While not as well known as fellow Time publication Southern Living, Southern Accents had a circulation of 400,000. However, in the last six months, its advertising revenue dropped by over 37 percent, to an anemic 176.5 pages. These plunging numbers represent a company-wide trend; in Fall 2008, Time shuttered Cottage Living and, in January, it put the Southern Living at Home direct sales segment up for sale.
While Time seems to be souring on its Southern titles, it is worth noting that this is only a small part of a much larger trend. From Blender to Trader Monthly to Playboy, lifestyle magazines have been taking a hit lately, as large publishers have increasingly questioned the value of reaching niche audiences, at least in print. (DailyFinance's Jeff Bercovici addressed the difficulties faced by print media in his recent Media Brain Trust piece.)
On some level, the movement of content to the internet makes sense: after all, with readers increasingly moving to the internet, it is worth asking why, exactly, a company would want to spend large sums of money on print ads. On the other hand, however, one could argue that media companies -- Time in particular -- are applying a one-size-fits-all approach to their lifestyle mags.
While magazines like Blender and Trader Monthly appeal to web-savvy readers who will easily make the transition to online content, many members of Southern Accents' core audience may be less likely to follow this move.
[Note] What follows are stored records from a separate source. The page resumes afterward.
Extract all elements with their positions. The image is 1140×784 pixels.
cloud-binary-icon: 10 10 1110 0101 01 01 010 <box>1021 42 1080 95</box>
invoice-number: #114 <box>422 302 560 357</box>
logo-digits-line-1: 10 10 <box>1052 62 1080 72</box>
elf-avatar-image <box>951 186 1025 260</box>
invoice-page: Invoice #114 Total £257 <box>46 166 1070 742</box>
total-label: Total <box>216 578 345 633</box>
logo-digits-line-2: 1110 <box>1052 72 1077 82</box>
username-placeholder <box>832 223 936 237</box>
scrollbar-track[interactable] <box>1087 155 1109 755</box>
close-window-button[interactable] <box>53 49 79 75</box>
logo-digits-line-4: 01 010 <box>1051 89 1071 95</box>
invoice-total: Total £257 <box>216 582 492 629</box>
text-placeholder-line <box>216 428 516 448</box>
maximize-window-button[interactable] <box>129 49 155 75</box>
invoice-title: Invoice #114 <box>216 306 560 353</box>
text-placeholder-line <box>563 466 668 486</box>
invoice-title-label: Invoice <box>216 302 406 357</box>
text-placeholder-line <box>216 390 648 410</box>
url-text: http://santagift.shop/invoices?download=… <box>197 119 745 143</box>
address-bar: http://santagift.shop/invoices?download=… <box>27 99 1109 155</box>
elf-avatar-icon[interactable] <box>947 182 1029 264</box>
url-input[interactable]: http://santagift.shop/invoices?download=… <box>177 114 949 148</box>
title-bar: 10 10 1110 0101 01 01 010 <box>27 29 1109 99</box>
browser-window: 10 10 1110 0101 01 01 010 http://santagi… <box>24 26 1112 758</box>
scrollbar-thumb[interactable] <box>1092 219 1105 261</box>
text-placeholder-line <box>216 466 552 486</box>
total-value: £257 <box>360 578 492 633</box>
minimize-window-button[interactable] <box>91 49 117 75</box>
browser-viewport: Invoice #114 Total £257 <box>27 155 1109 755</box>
Given the magazine's focus on "gracious living," antiquing, and elegant entertaining, it seems that it probably doesn't hit the same fused-to-the-laptop mentality that characterizes much of the younger demographic.
As Time -- and its advertisers -- drain much of the bathwater out of the periodical trade, it seems likely that they will find themselves flushing a few babies as well. If Southern Accent is any indication, it might be a good time to take a step back and consider the value of retrenchment, as opposed to wholesale closure.